Farmer on TikTok Reveals Why Cows Sometimes Eat Skittles

April 2024 · 3 minute read

"Candy-eating cows" may sound strange, but one dairy farmer in Iowa went viral on TikTok after revealing the surprising reason cows will sometimes eat Skittles. Naturally, the internet was bewildered by the news.

A dairy farmer named Dan, who shares content under @iowadairyfarmer on TikTok, is known for regularly sharing the secrets to farming, providing non-farmers a peek behind the scenes of the agriculture industry.

In a video that now has 4.3 million views and 624,000 comments, Dan explains that some cows have been eating Skittles for ages as part of their diet.

Nutritionists and animal lovers need not worry, though. These healthy cows are not devouring bags and bags of whole Skittles. In the clip, Dan explains why some farmers opt to feed their bovine friends the sugary snack.

"What a cow eats every day is called a fully mixed ration," Dan shares in his TikTok video responding to fellow TikToker @ButterflyWandress, who initially asked, "Did you know cows are fed Skittles?"

"Farmers have been doing stuff like this for a long time," Dan says, explaining how farmers occasionally use the candy as part of a blended mix for their cattle's food, adding grains and other nutrients to make each bite identical "so the cow gets the exact same bite, every hour of every day."

According to the TikToking farmer, "Cows love consistency."

"The ration is a 'regularly balanced, specially formulated diet,' which leads to the use of Skittles," Dan reveals, explaining how Skittles provide the sugar intake cows require, as well as act as an energy source.

"We don't force-feed the cows bags and bags of Skittles," Dan explains. "We're not doing that to trick the cow into eating more of this or make it more addictive; we're putting a little bit of sugar in their diet because a little bit of sugar in their diet is a good thing."

Dan also shares that some farmers opt not to add candy to their mix. In fact, he's one of them.

Instead, only farmers who live near a candy factory and have access to buy flawed candy at reduced prices are likely to use candy as a sustainable sugar addition.

"Just because it's cheap, does that mean it's low quality? No," Dan says in his clip, explaining, "Maybe the Skittles didn't have the 'S' put on them properly … Maybe the colors were off just a little bit."

See Dan's full explanation below:

News about Skittles being fed to cattle first broke in 2017 when CNN released a story about a highway in Wisconsin that was mysteriously littered with hundreds of thousands of red Skittles.

Locals weren't the only ones baffled by the mess.
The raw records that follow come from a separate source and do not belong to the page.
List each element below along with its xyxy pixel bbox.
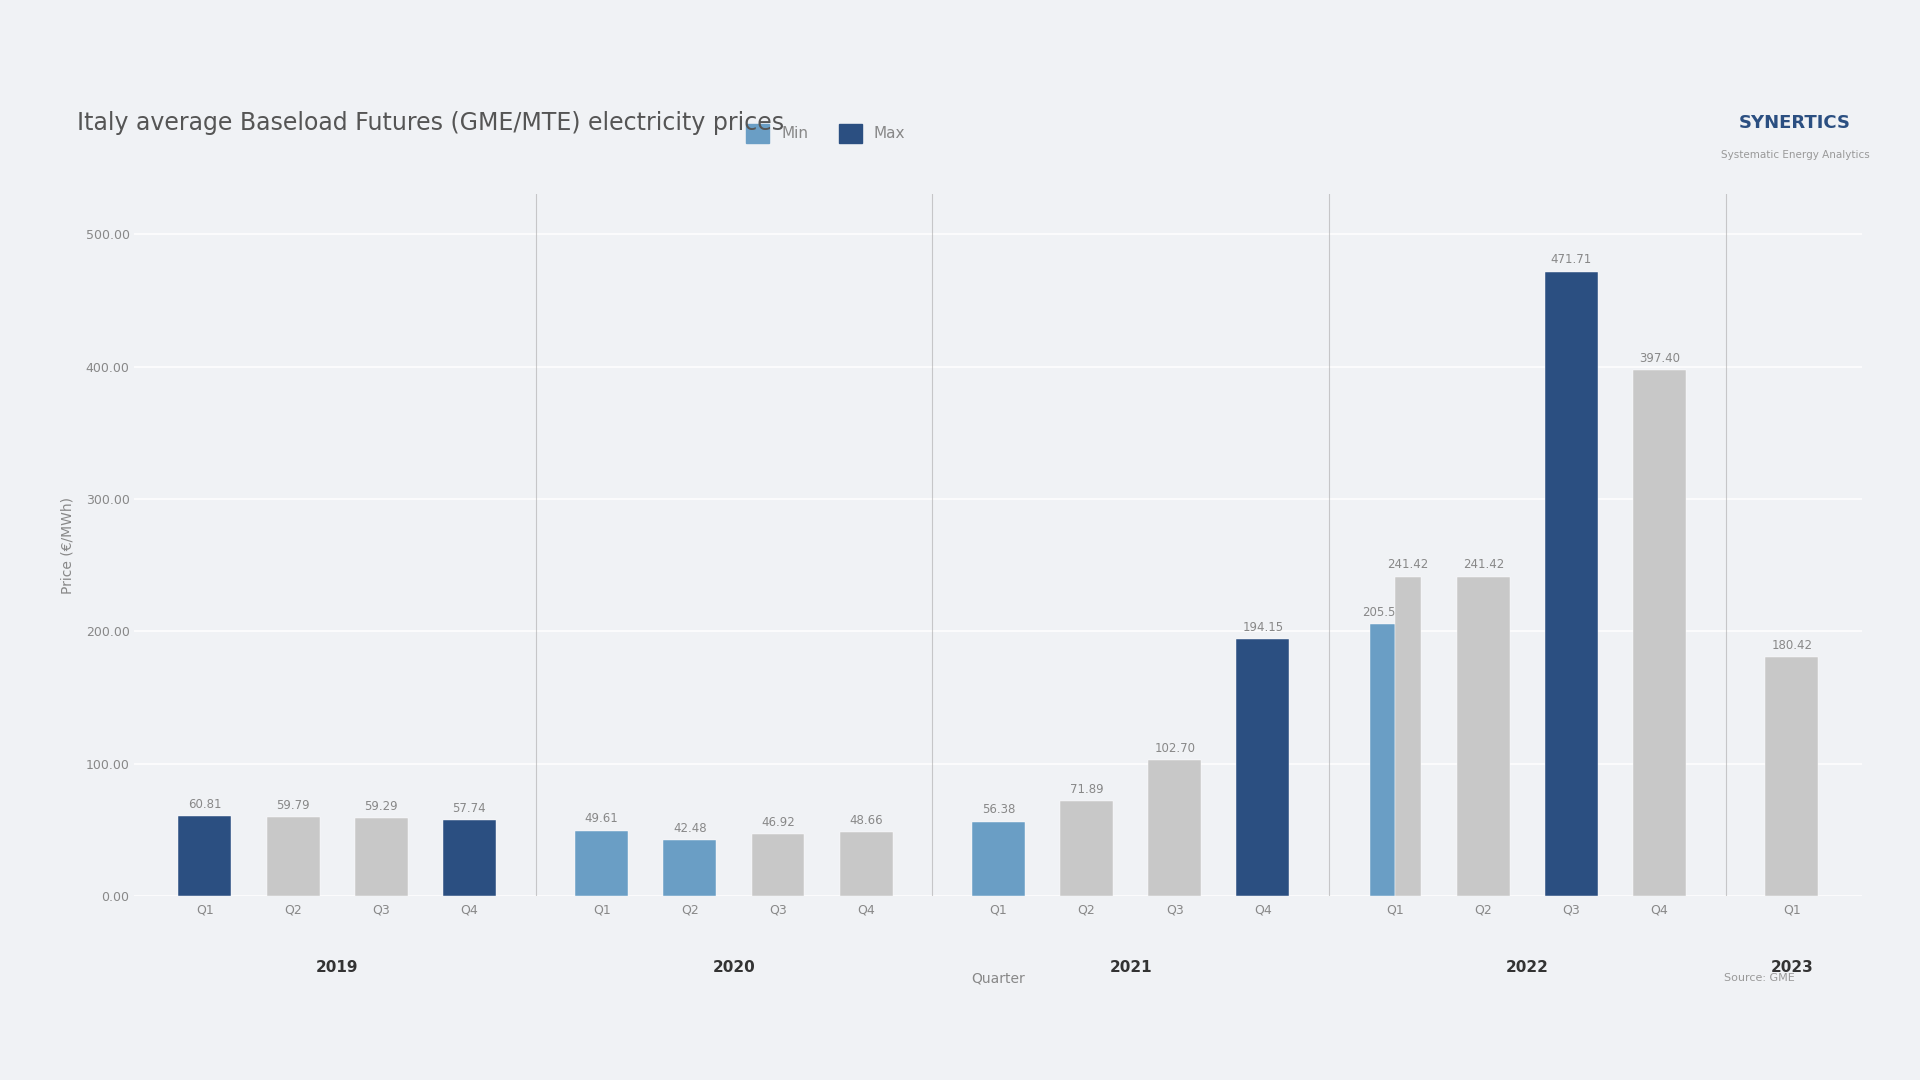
Text: 397.40: 397.40	[1640, 352, 1680, 365]
Text: 49.61: 49.61	[586, 812, 618, 825]
Text: 71.89: 71.89	[1069, 783, 1104, 796]
Text: 2023: 2023	[1770, 959, 1812, 974]
Bar	[1634, 370, 1686, 896]
Bar	[355, 818, 407, 896]
Text: 241.42: 241.42	[1388, 558, 1428, 571]
Text: 194.15: 194.15	[1242, 621, 1283, 634]
Text: 205.59: 205.59	[1361, 606, 1404, 619]
Bar	[1396, 577, 1421, 896]
Bar	[1369, 624, 1396, 896]
X-axis label: Quarter: Quarter	[972, 972, 1025, 986]
Text: 59.29: 59.29	[365, 799, 397, 812]
Text: 60.81: 60.81	[188, 797, 221, 811]
Text: 2022: 2022	[1505, 959, 1549, 974]
Y-axis label: Price (€/MWh): Price (€/MWh)	[60, 497, 75, 594]
Text: Source: GME: Source: GME	[1724, 973, 1795, 983]
Bar	[1764, 658, 1818, 896]
Text: 2020: 2020	[712, 959, 755, 974]
Text: 241.42: 241.42	[1463, 558, 1503, 571]
Bar	[1148, 760, 1202, 896]
Text: 2021: 2021	[1110, 959, 1152, 974]
Text: 2019: 2019	[317, 959, 359, 974]
Bar	[576, 831, 628, 896]
Bar	[972, 822, 1025, 896]
Text: 180.42: 180.42	[1772, 639, 1812, 652]
Text: 57.74: 57.74	[453, 801, 486, 814]
Legend: Min, Max: Min, Max	[739, 118, 912, 149]
Text: Italy average Baseload Futures (GME/MTE) electricity prices: Italy average Baseload Futures (GME/MTE)…	[77, 111, 783, 135]
Bar	[1457, 577, 1509, 896]
Text: 46.92: 46.92	[760, 816, 795, 829]
Text: 102.70: 102.70	[1154, 742, 1196, 755]
Bar	[179, 815, 232, 896]
Text: 48.66: 48.66	[849, 813, 883, 826]
Bar	[267, 818, 319, 896]
Bar	[1546, 271, 1597, 896]
Text: 56.38: 56.38	[981, 804, 1016, 816]
Text: SYNERTICS: SYNERTICS	[1740, 113, 1851, 132]
Text: 42.48: 42.48	[674, 822, 707, 835]
Bar	[751, 834, 804, 896]
Text: 471.71: 471.71	[1551, 254, 1592, 267]
Bar	[1060, 801, 1114, 896]
Bar	[444, 820, 495, 896]
Text: Systematic Energy Analytics: Systematic Energy Analytics	[1720, 150, 1870, 160]
Bar	[839, 832, 893, 896]
Bar	[664, 840, 716, 896]
Bar	[1236, 639, 1290, 896]
Text: 59.79: 59.79	[276, 799, 309, 812]
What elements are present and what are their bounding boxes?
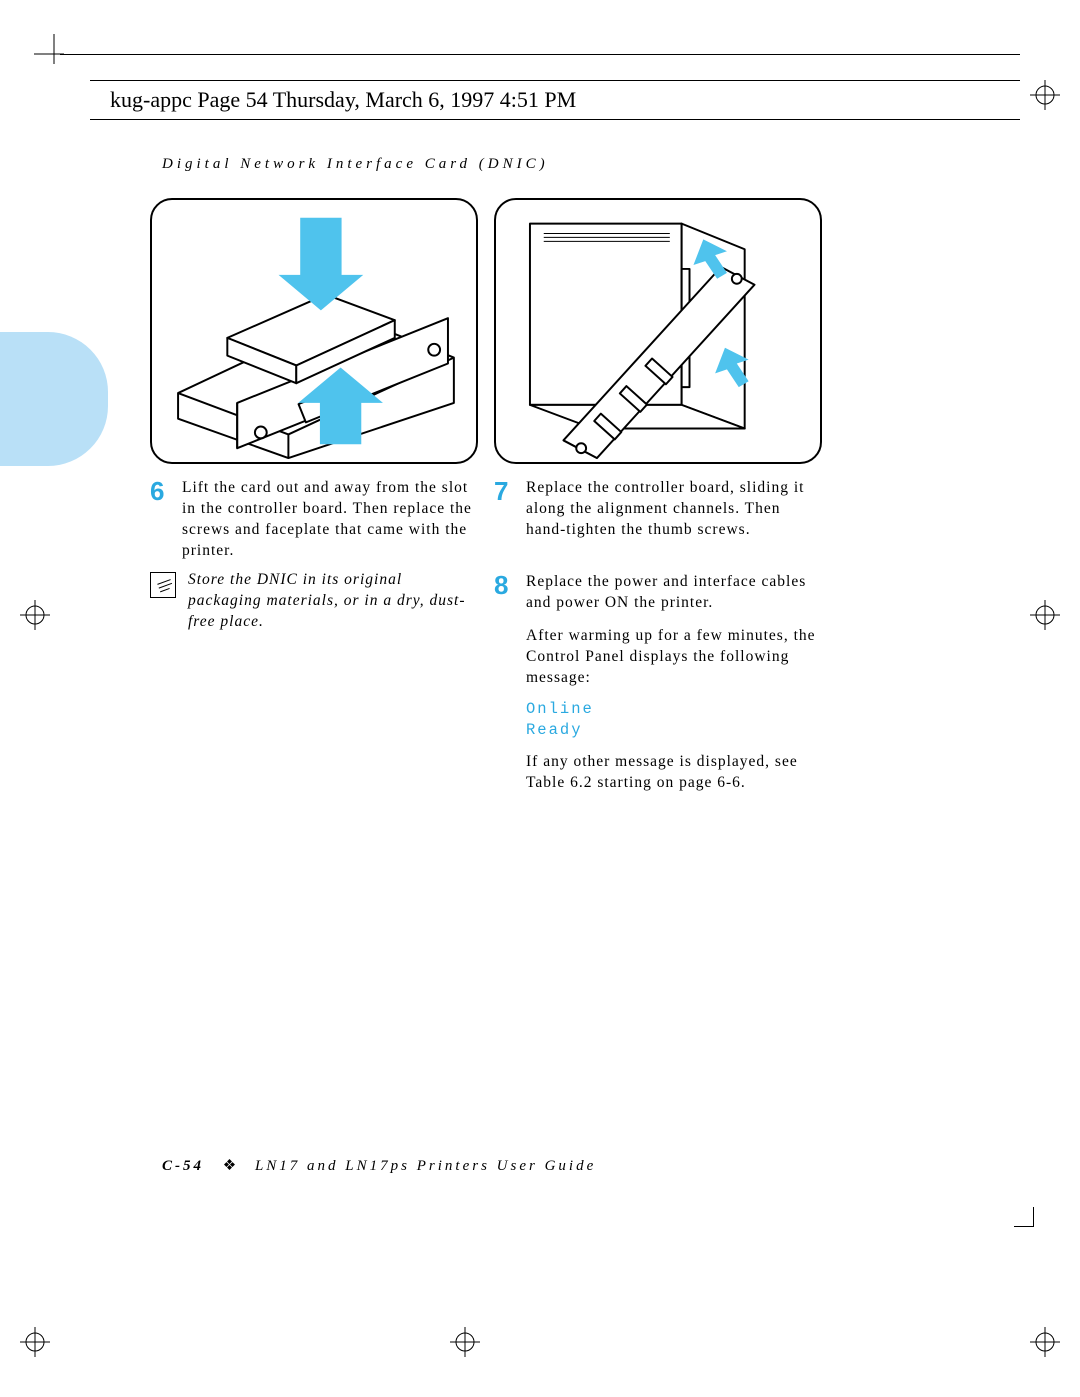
- crop-corner-icon: [34, 34, 64, 64]
- footer-title: LN17 and LN17ps Printers User Guide: [255, 1158, 596, 1174]
- note-text: Store the DNIC in its original packaging…: [188, 570, 480, 633]
- note-icon: [150, 572, 176, 598]
- step-number: 8: [494, 572, 514, 794]
- crop-mark-icon: [20, 600, 50, 630]
- running-header: Digital Network Interface Card (DNIC): [162, 156, 549, 173]
- step-number: 7: [494, 478, 514, 541]
- step-text: Lift the card out and away from the slot…: [182, 478, 480, 562]
- crop-corner-icon: [1014, 1207, 1034, 1227]
- illustration-step-6: [150, 198, 478, 464]
- display-line: Ready: [526, 720, 824, 742]
- control-panel-message: Online Ready: [526, 699, 824, 742]
- step-number: 6: [150, 478, 170, 562]
- crop-mark-icon: [20, 1327, 50, 1357]
- thumb-tab: [0, 332, 108, 466]
- crop-header: kug-appc Page 54 Thursday, March 6, 1997…: [90, 80, 1020, 120]
- illustration-step-7: [494, 198, 822, 464]
- step-7: 7 Replace the controller board, sliding …: [494, 478, 824, 541]
- crop-mark-icon: [1030, 80, 1060, 110]
- crop-mark-icon: [450, 1327, 480, 1357]
- step-text: Replace the power and interface cables a…: [526, 572, 824, 614]
- separator-icon: ❖: [223, 1158, 236, 1174]
- document-page: kug-appc Page 54 Thursday, March 6, 1997…: [0, 0, 1080, 1397]
- display-line: Online: [526, 699, 824, 721]
- step-text: If any other message is displayed, see T…: [526, 752, 824, 794]
- step-text: Replace the controller board, sliding it…: [526, 478, 824, 541]
- step-8: 8 Replace the power and interface cables…: [494, 572, 824, 794]
- crop-rule: [60, 54, 1020, 55]
- crop-header-text: kug-appc Page 54 Thursday, March 6, 1997…: [110, 87, 576, 113]
- step-text: After warming up for a few minutes, the …: [526, 626, 824, 689]
- crop-mark-icon: [1030, 600, 1060, 630]
- crop-mark-icon: [1030, 1327, 1060, 1357]
- page-number: C-54: [162, 1158, 204, 1174]
- step-6: 6 Lift the card out and away from the sl…: [150, 478, 480, 562]
- note: Store the DNIC in its original packaging…: [150, 570, 480, 633]
- page-footer: C-54 ❖ LN17 and LN17ps Printers User Gui…: [162, 1156, 596, 1175]
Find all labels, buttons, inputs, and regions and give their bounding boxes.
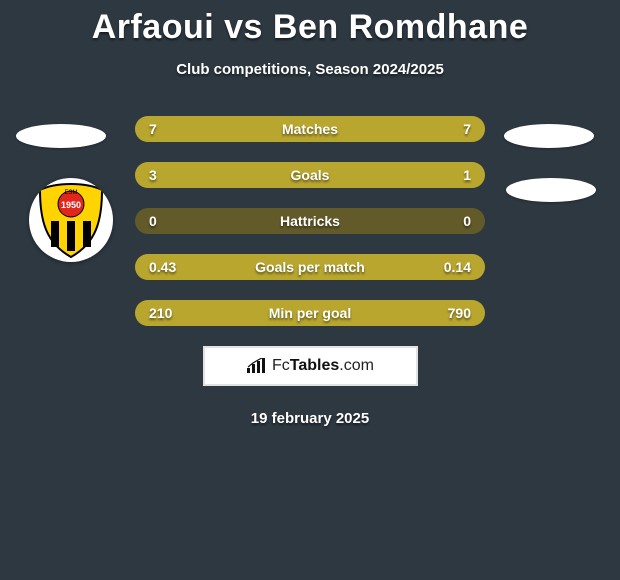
stat-value-right: 1 <box>463 167 471 183</box>
stat-value-right: 790 <box>448 305 471 321</box>
stat-fill-right <box>398 162 486 188</box>
stat-fill-right <box>398 254 486 280</box>
logo-com: .com <box>339 357 374 374</box>
stat-value-left: 0 <box>149 213 157 229</box>
comparison-card: Arfaoui vs Ben Romdhane Club competition… <box>0 0 620 580</box>
stat-fill-left <box>135 162 398 188</box>
player-placeholder <box>506 178 596 202</box>
stat-row: 7 Matches 7 <box>135 116 485 142</box>
stat-value-right: 7 <box>463 121 471 137</box>
stat-label: Goals <box>291 167 330 183</box>
player-left-team-badge: 1950 ESM <box>29 178 113 262</box>
logo-text: FcTables.com <box>272 357 374 375</box>
stat-value-left: 7 <box>149 121 157 137</box>
logo-tables: Tables <box>290 357 340 374</box>
badge-year: 1950 <box>61 200 81 210</box>
barchart-icon <box>246 358 266 374</box>
stat-row: 0 Hattricks 0 <box>135 208 485 234</box>
comparison-date: 19 february 2025 <box>0 410 620 427</box>
stat-row: 3 Goals 1 <box>135 162 485 188</box>
stat-value-right: 0 <box>463 213 471 229</box>
stat-label: Min per goal <box>269 305 351 321</box>
stat-value-left: 210 <box>149 305 172 321</box>
page-title: Arfaoui vs Ben Romdhane <box>0 8 620 47</box>
shield-icon: 1950 ESM <box>36 181 106 259</box>
stat-row: 0.43 Goals per match 0.14 <box>135 254 485 280</box>
badge-letters: ESM <box>64 190 77 196</box>
stat-value-right: 0.14 <box>444 259 471 275</box>
player-placeholder <box>504 124 594 148</box>
stat-value-left: 3 <box>149 167 157 183</box>
stats-list: 7 Matches 7 3 Goals 1 0 Hattricks 0 0.43 Goals per… <box>135 116 485 326</box>
stat-row: 210 Min per goal 790 <box>135 300 485 326</box>
stat-label: Hattricks <box>280 213 340 229</box>
stat-label: Goals per match <box>255 259 365 275</box>
stat-label: Matches <box>282 121 338 137</box>
stat-value-left: 0.43 <box>149 259 176 275</box>
subtitle: Club competitions, Season 2024/2025 <box>0 61 620 78</box>
fctables-logo[interactable]: FcTables.com <box>203 346 418 386</box>
logo-fc: Fc <box>272 357 290 374</box>
player-placeholder <box>16 124 106 148</box>
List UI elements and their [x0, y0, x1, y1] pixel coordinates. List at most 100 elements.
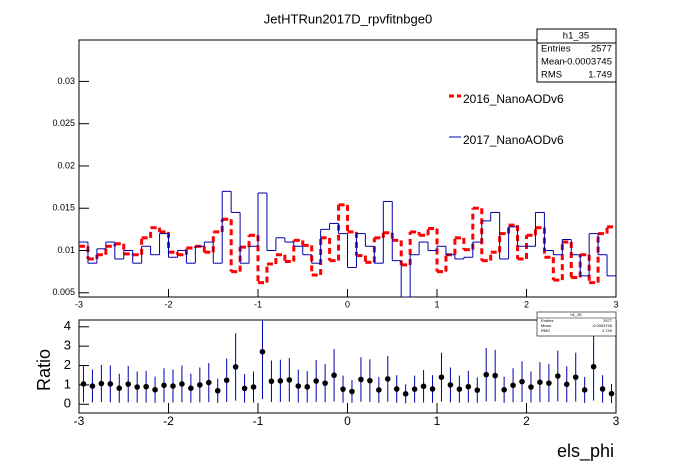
- ratio-point: [501, 386, 507, 393]
- ratio-point: [286, 377, 293, 383]
- x-tick-label: 1: [434, 414, 441, 428]
- x-tick-label: 3: [613, 299, 618, 309]
- ratio-point: [474, 387, 481, 393]
- stats-frame: [536, 28, 617, 83]
- stats-value: -0.0003745: [592, 323, 613, 328]
- ratio-point: [295, 383, 302, 389]
- ratio-point: [367, 377, 373, 384]
- ratio-point: [80, 381, 87, 387]
- ratio-point: [465, 383, 472, 390]
- ratio-point: [402, 391, 409, 397]
- ratio-point: [483, 371, 490, 378]
- y-tick-label: 0.02: [57, 160, 75, 170]
- x-tick-label: 2: [524, 299, 529, 309]
- ratio-point: [581, 387, 588, 393]
- ratio-point: [411, 386, 418, 392]
- ratio-point: [259, 348, 266, 355]
- ratio-point: [438, 374, 445, 380]
- x-tick-label: 3: [613, 414, 620, 428]
- legend-label: 2016_NanoAODv6: [463, 92, 564, 106]
- y-tick-label: 2: [64, 357, 71, 372]
- chart-title: JetHTRun2017D_rpvfitnbge0: [264, 11, 432, 26]
- stats-title: h1_35: [563, 31, 589, 42]
- ratio-point: [188, 385, 194, 392]
- stats-label: Entries: [541, 44, 571, 55]
- ratio-point: [205, 379, 212, 386]
- ratio-point: [510, 382, 516, 389]
- ratio-point: [358, 376, 364, 383]
- ratio-point: [277, 378, 284, 384]
- ratio-point: [152, 386, 158, 393]
- ratio-point: [376, 387, 382, 393]
- y-tick-label: 3: [64, 338, 71, 353]
- x-tick-label: 2: [523, 414, 530, 428]
- ratio-point: [214, 387, 221, 394]
- ratio-point: [384, 376, 391, 382]
- ratio-point: [143, 383, 149, 390]
- x-axis-label: els_phi: [557, 441, 614, 462]
- stats-label: RMS: [541, 70, 562, 81]
- x-tick-label: 1: [434, 299, 439, 309]
- legend: 2016_NanoAODv6 2017_NanoAODv6: [449, 92, 564, 147]
- ratio-point: [223, 377, 230, 384]
- ratio-point: [241, 385, 248, 392]
- ratio-point: [197, 382, 203, 388]
- stats-value: 1.749: [602, 328, 613, 333]
- ratio-point: [161, 382, 167, 389]
- y-tick-label: 0.01: [57, 245, 75, 255]
- ratio-point: [563, 381, 570, 388]
- ratio-point: [546, 380, 552, 386]
- ratio-plot: [80, 320, 615, 404]
- x-tick-label: -3: [74, 414, 85, 428]
- ratio-point: [179, 381, 185, 387]
- ratio-point: [116, 385, 123, 392]
- x-tick-label: 0: [344, 414, 351, 428]
- ratio-point: [89, 383, 96, 389]
- y-tick-label: 0.03: [57, 76, 75, 86]
- y-tick-label: 0.015: [52, 203, 75, 213]
- ratio-point: [572, 374, 579, 380]
- ratio-point: [250, 384, 257, 390]
- stats-value: 2577: [591, 44, 612, 55]
- ratio-point: [456, 386, 463, 392]
- ratio-point: [393, 386, 400, 392]
- y-tick-label: 0: [64, 396, 71, 411]
- ratio-point: [429, 386, 436, 392]
- top-plot: [79, 190, 616, 297]
- y-axis-label: Ratio: [34, 349, 54, 391]
- ratio-point: [170, 383, 176, 389]
- stats-value: 2577: [603, 318, 613, 323]
- x-tick-label: -2: [164, 299, 172, 309]
- ratio-point: [304, 384, 311, 390]
- ratio-point: [331, 372, 337, 379]
- ratio-point: [313, 378, 319, 384]
- stats-label: RMS: [541, 328, 550, 333]
- stats-label: Mean: [541, 57, 565, 68]
- ratio-point: [125, 381, 132, 387]
- x-tick-label: -2: [163, 414, 174, 428]
- stats-title: h1_35: [570, 312, 582, 317]
- ratio-point: [608, 390, 615, 397]
- ratio-point: [528, 384, 534, 390]
- y-tick-label: 4: [64, 318, 71, 333]
- stats-box: h1_35 Entries 2577 Mean -0.0003745 RMS 1…: [536, 28, 617, 83]
- stats-frame: [536, 311, 617, 337]
- ratio-point: [492, 372, 498, 379]
- ratio-point: [590, 363, 597, 370]
- ratio-point: [232, 364, 239, 370]
- ratio-point: [349, 388, 355, 395]
- x-tick-label: -1: [253, 414, 264, 428]
- stats-value: -0.0003745: [564, 57, 612, 68]
- x-tick-label: -1: [254, 299, 262, 309]
- ratio-point: [268, 378, 275, 385]
- legend-label: 2017_NanoAODv6: [463, 133, 564, 147]
- stats-value: 1.749: [588, 70, 612, 81]
- ratio-point: [555, 373, 561, 379]
- x-tick-label: -3: [75, 299, 83, 309]
- ratio-point: [447, 382, 454, 388]
- ratio-point: [519, 378, 525, 385]
- ratio-point: [537, 379, 543, 385]
- x-tick-label: 0: [345, 299, 350, 309]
The country was perplexed by the seemingly random red Skittles snafu.

Later it was revealed that the sweets had fallen off a truck carrying the Skittles to be used as cattle feed.

According to CNN, the candy has been added to feed for decades but increased in popularity in 2021, when the cost of corn skyrocketed, leaving farmers to look for cheaper alternatives.

Unsurprisingly, the news of animals eating candy left people unsure about the practice, but experts continue to insist that a little candy for the cows is A-OK.

"It keeps fatty material from going into the landfill, and it's a good way to get nutrients into these cattle," John Waller, a professor of animal nutrition at the University of Tennessee, told Live Science. "The alternative would be to put [the candy] in a landfill somewhere."